Now I’m kidding about the last two…
We know that most days when we walk in, the day will be long, you will be frustrated, and you may want to throw something fragile and of value at something or someone. There may be certain sentence enhancers that are dancing with pitchforks at the end of your tongue. The point is, it does take a certain type of breed to teach and endure in the field. If done well, it’s not an 8-3 job, Monday – Friday. It takes heart, compassion, thick skin, and usually an anxiety/antidepressant prescription as well.
Well, I’m burned out, what now?
|Fall back on your teacher training.|
I recall my classroom management professor bragging that my alma mater had a higher rate of teachers remaining in the field than other colleges in Virginia. It was because of our “training”. Well, not to bust his very full bubble, but about 5% of what I paid for at that college actually helped me…4% of it being the paper my diploma was printed on. I’m here to tell you that most of what you do in the classroom, beyond the theory, is common sense. If you have common sense, fall back on that. It will most definitely serve you better than any assignment on shape poems and essays on the Pythagorean theory.
|We tell the kids this all the time...take care of you.
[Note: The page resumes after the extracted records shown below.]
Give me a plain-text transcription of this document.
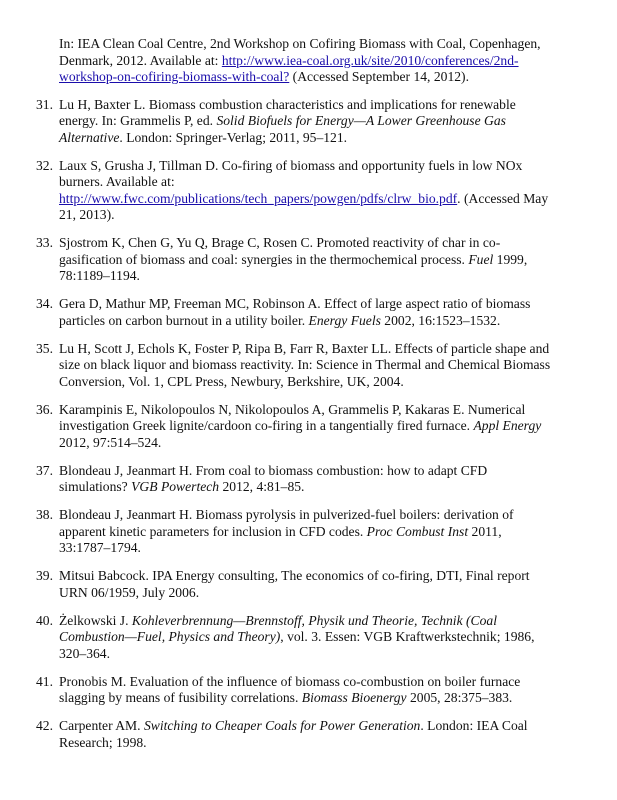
In: IEA Clean Coal Centre, 2nd Workshop on Cofiring Biomass with Coal, Copenhagen,
Denmark, 2012. Available at: http://www.iea-coal.org.uk/site/2010/conferences/2nd-
workshop-on-cofiring-biomass-with-coal? (Accessed September 14, 2012).
31. Lu H, Baxter L. Biomass combustion characteristics and implications for renewable
energy. In: Grammelis P, ed. Solid Biofuels for Energy—A Lower Greenhouse Gas
Alternative. London: Springer-Verlag; 2011, 95–121.
32. Laux S, Grusha J, Tillman D. Co-firing of biomass and opportunity fuels in low NOx
burners. Available at:
http://www.fwc.com/publications/tech_papers/powgen/pdfs/clrw_bio.pdf. (Accessed May
21, 2013).
33. Sjostrom K, Chen G, Yu Q, Brage C, Rosen C. Promoted reactivity of char in co-
gasification of biomass and coal: synergies in the thermochemical process. Fuel 1999,
78:1189–1194.
34. Gera D, Mathur MP, Freeman MC, Robinson A. Effect of large aspect ratio of biomass
particles on carbon burnout in a utility boiler. Energy Fuels 2002, 16:1523–1532.
35. Lu H, Scott J, Echols K, Foster P, Ripa B, Farr R, Baxter LL. Effects of particle shape and
size on black liquor and biomass reactivity. In: Science in Thermal and Chemical Biomass
Conversion, Vol. 1, CPL Press, Newbury, Berkshire, UK, 2004.
36. Karampinis E, Nikolopoulos N, Nikolopoulos A, Grammelis P, Kakaras E. Numerical
investigation Greek lignite/cardoon co-firing in a tangentially fired furnace. Appl Energy
2012, 97:514–524.
37. Blondeau J, Jeanmart H. From coal to biomass combustion: how to adapt CFD
simulations? VGB Powertech 2012, 4:81–85.
38. Blondeau J, Jeanmart H. Biomass pyrolysis in pulverized-fuel boilers: derivation of
apparent kinetic parameters for inclusion in CFD codes. Proc Combust Inst 2011,
33:1787–1794.
39. Mitsui Babcock. IPA Energy consulting, The economics of co-firing, DTI, Final report
URN 06/1959, July 2006.
40. Żelkowski J. Kohleverbrennung—Brennstoff, Physik und Theorie, Technik (Coal
Combustion—Fuel, Physics and Theory), vol. 3. Essen: VGB Kraftwerkstechnik; 1986,
320–364.
41. Pronobis M. Evaluation of the influence of biomass co-combustion on boiler furnace
slagging by means of fusibility correlations. Biomass Bioenergy 2005, 28:375–383.
42. Carpenter AM. Switching to Cheaper Coals for Power Generation. London: IEA Coal
Research; 1998.
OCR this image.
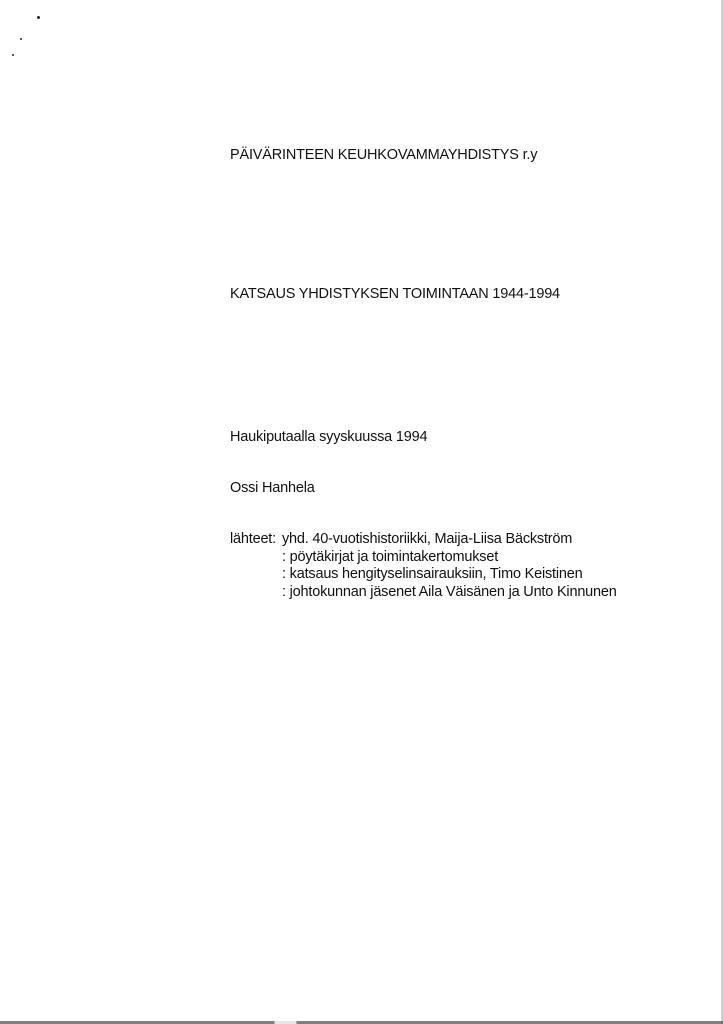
PÄIVÄRINTEEN KEUHKOVAMMAYHDISTYS r.y
KATSAUS YHDISTYKSEN TOIMINTAAN 1944-1994
Haukiputaalla syyskuussa 1994
Ossi Hanhela
lähteet: yhd. 40-vuotishistoriikki, Maija-Liisa Bäckström
: pöytäkirjat ja toimintakertomukset
: katsaus hengityselinsairauksiin, Timo Keistinen
: johtokunnan jäsenet Aila Väisänen ja Unto Kinnunen
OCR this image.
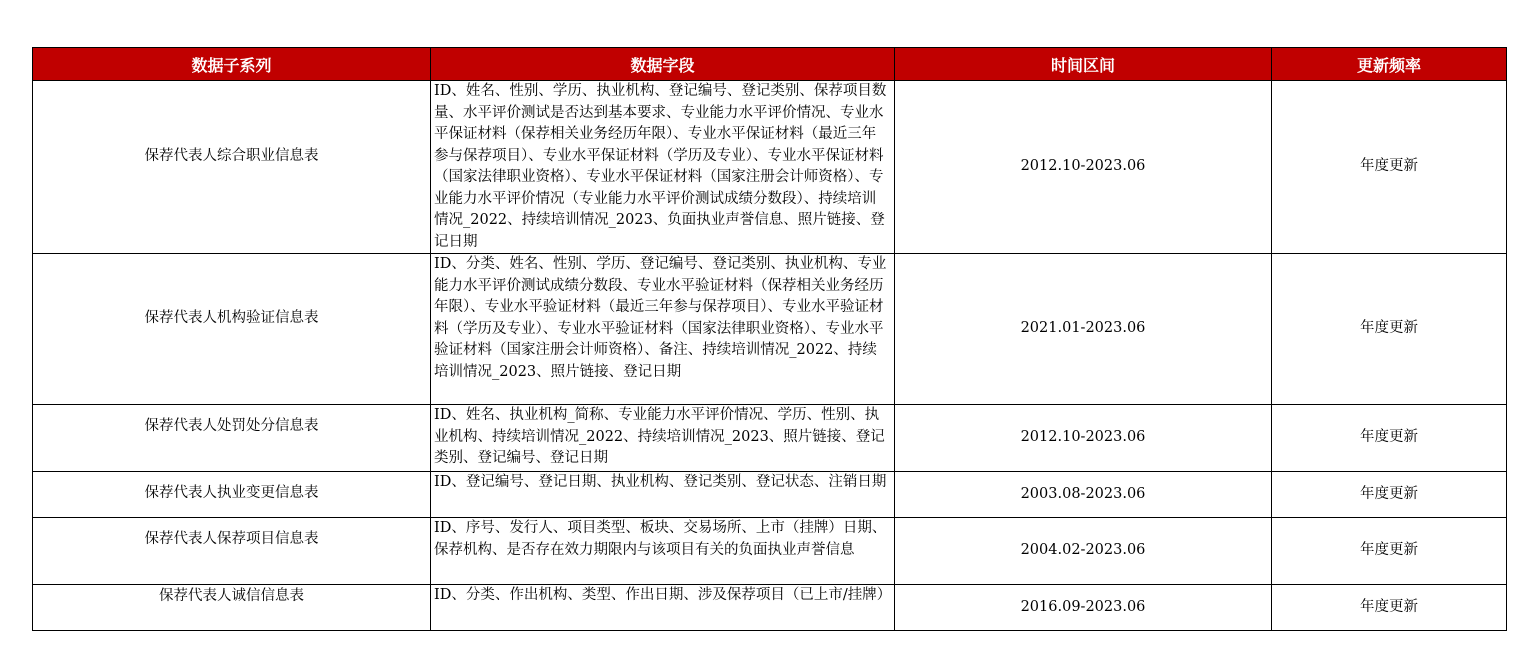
数据子系列	数据字段	时间区间	更新频率

保荐代表人综合职业信息表	ID、姓名、性别、学历、执业机构、登记编号、登记类别、保荐项目数量、水平评价测试是否达到基本要求、专业能力水平评价情况、专业水平保证材料（保荐相关业务经历年限）、专业水平保证材料（最近三年参与保荐项目）、专业水平保证材料（学历及专业）、专业水平保证材料（国家法律职业资格）、专业水平保证材料（国家注册会计师资格）、专业能力水平评价情况（专业能力水平评价测试成绩分数段）、持续培训情况_2022、持续培训情况_2023、负面执业声誉信息、照片链接、登记日期	2012.10-2023.06	年度更新

保荐代表人机构验证信息表	ID、分类、姓名、性别、学历、登记编号、登记类别、执业机构、专业能力水平评价测试成绩分数段、专业水平验证材料（保荐相关业务经历年限）、专业水平验证材料（最近三年参与保荐项目）、专业水平验证材料（学历及专业）、专业水平验证材料（国家法律职业资格）、专业水平验证材料（国家注册会计师资格）、备注、持续培训情况_2022、持续培训情况_2023、照片链接、登记日期	2021.01-2023.06	年度更新

保荐代表人处罚处分信息表	ID、姓名、执业机构_简称、专业能力水平评价情况、学历、性别、执业机构、持续培训情况_2022、持续培训情况_2023、照片链接、登记类别、登记编号、登记日期	2012.10-2023.06	年度更新

保荐代表人执业变更信息表	ID、登记编号、登记日期、执业机构、登记类别、登记状态、注销日期	2003.08-2023.06	年度更新

保荐代表人保荐项目信息表	ID、序号、发行人、项目类型、板块、交易场所、上市（挂牌）日期、保荐机构、是否存在效力期限内与该项目有关的负面执业声誉信息	2004.02-2023.06	年度更新

保荐代表人诚信信息表	ID、分类、作出机构、类型、作出日期、涉及保荐项目（已上市/挂牌）	2016.09-2023.06	年度更新
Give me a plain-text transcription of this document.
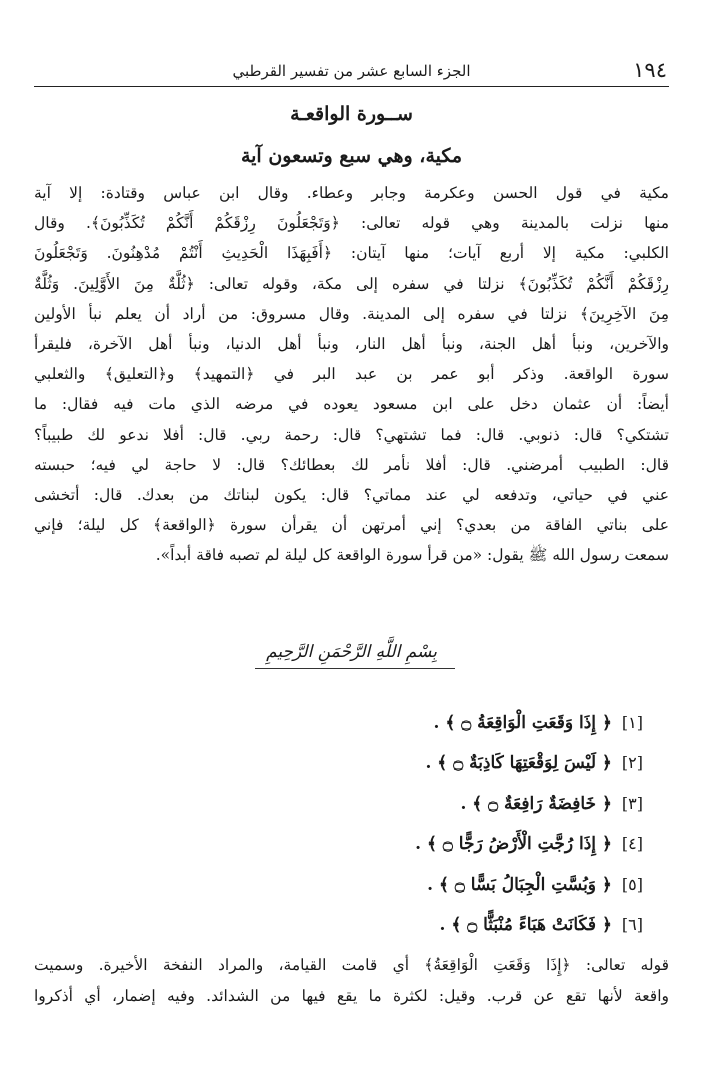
١٩٤
الجزء السابع عشر من تفسير القرطبي
ســورة الواقعـة
مكية، وهي سبع وتسعون آية

مكية في قول الحسن وعكرمة وجابر وعطاء. وقال ابن عباس وقتادة: إلا آية

منها نزلت بالمدينة وهي قوله تعالى: ﴿وَتَجْعَلُونَ رِزْقَكُمْ أَنَّكُمْ تُكَذِّبُونَ﴾. وقال

الكلبي: مكية إلا أربع آيات؛ منها آيتان: ﴿أَفَبِهَذَا الْحَدِيثِ أَنْتُمْ مُدْهِنُونَ. وَتَجْعَلُونَ

رِزْقَكُمْ أَنَّكُمْ تُكَذِّبُونَ﴾ نزلتا في سفره إلى مكة، وقوله تعالى: ﴿ثُلَّةٌ مِنَ الأَوَّلِينَ. وَثُلَّةٌ

مِنَ الآخِرِينَ﴾ نزلتا في سفره إلى المدينة. وقال مسروق: من أراد أن يعلم نبأ الأولين

والآخرين، ونبأ أهل الجنة، ونبأ أهل النار، ونبأ أهل الدنيا، ونبأ أهل الآخرة، فليقرأ

سورة الواقعة. وذكر أبو عمر بن عبد البر في ﴿التمهيد﴾ و﴿التعليق﴾ والثعلبي

أيضاً: أن عثمان دخل على ابن مسعود يعوده في مرضه الذي مات فيه فقال: ما

تشتكي؟ قال: ذنوبي. قال: فما تشتهي؟ قال: رحمة ربي. قال: أفلا ندعو لك طبيباً؟

قال: الطبيب أمرضني. قال: أفلا نأمر لك بعطائك؟ قال: لا حاجة لي فيه؛ حبسته

عني في حياتي، وتدفعه لي عند مماتي؟ قال: يكون لبناتك من بعدك. قال: أتخشى

على بناتي الفاقة من بعدي؟ إني أمرتهن أن يقرأن سورة ﴿الواقعة﴾ كل ليلة؛ فإني

سمعت رسول الله ﷺ يقول: «من قرأ سورة الواقعة كل ليلة لم تصبه فاقة أبداً».

بِسْمِ اللَّهِ الرَّحْمَنِ الرَّحِيمِ
[١]
﴿ إِذَا وَقَعَتِ الْوَاقِعَةُ ۝ ﴾ .
[٢]
﴿ لَيْسَ لِوَقْعَتِهَا كَاذِبَةٌ ۝ ﴾ .
[٣]
﴿ خَافِضَةٌ رَافِعَةٌ ۝ ﴾ .
[٤]
﴿ إِذَا رُجَّتِ الْأَرْضُ رَجًّا ۝ ﴾ .
[٥]
﴿ وَبُسَّتِ الْجِبَالُ بَسًّا ۝ ﴾ .
[٦]
﴿ فَكَانَتْ هَبَاءً مُنْبَثًّا ۝ ﴾ .

قوله تعالى: ﴿إِذَا وَقَعَتِ الْوَاقِعَةُ﴾ أي قامت القيامة، والمراد النفخة الأخيرة. وسميت

واقعة لأنها تقع عن قرب. وقيل: لكثرة ما يقع فيها من الشدائد. وفيه إضمار، أي أذكروا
Well, the teacher needs to follow that advice!|
Yes, I know that is one of the first things in that stupid article in your mailbox, but again, it is one of the most common sense things you can do. Sleep in late on Saturday. “Accidentally” leave your to-do list at school on Friday. Drink a glass (or bottle) of wine with your girlfriends. Cuss a little (or a lot.) Take a long, hot bath with your tablet and play Candy Crush Saga. Do something that is non-educational. My mom and I always talk about doing stupid things to de-stress…it usually involves fire or the computer. Get your nose out of the books!! My hero Aaron Rodgers said it best, "R-E-L-A-X!"
|Everyone needs a good circle of friends.|
There is nothing better than a friend or friends you can vent to. Husbands/wives are good, but you really need someone that can relate to what you are doing each day. Don’t hold back either. Get everything off your chest. If Johnny did something stupid at school today, tell them it was STUPID. You are with a fellow educator…PC can go away. However; confidentiality should not. Remember that. You don’t need half of your small town knowing what happened in your classroom because YOU did something STUPID!
There is nothing more stressful than not being prepared. Monday through Friday get your crap together during the week. You don’t want Monday morning coming around and having your administrator pulling you out from underneath your desk because you didn’t get your plans done. Don’t do it to yourself.
Don't take yourself so seriously. Yes, you are the teacher, yes, you are the authority figure in the classroom, but for everything holy in education, please find a minute or two each day to throw out a stupid joke or silly story to your kids. At least this way, when half of their parents ask them at home “Whatdidya learn at school today?” they have an annoying knock-knock joke to tell at dinner. and at bathtime. and at bedtime. Give them some humor. Some of their lives suck enough as it is. And believe it or not, laughing will make you feel better. Could even burn a calorie or two. And what a boost you’ll have if you can squeeze back into your “pre-September” shorts at the end of the year, too!
Truth is, I don’t think there is any way to fully prevent being burned out. We see what crap some of our kids come from and it drags us down. We know we have to be the second mommy, nurse, cook, psychiatrist, and safe house for these kids. But remember, when we have a bad day, they will have a bad day. Don’t blow out their flame because yours flickered out. Take time to rejuvenate and become human again. Love yourself and love others. Your students and career will thank you for it.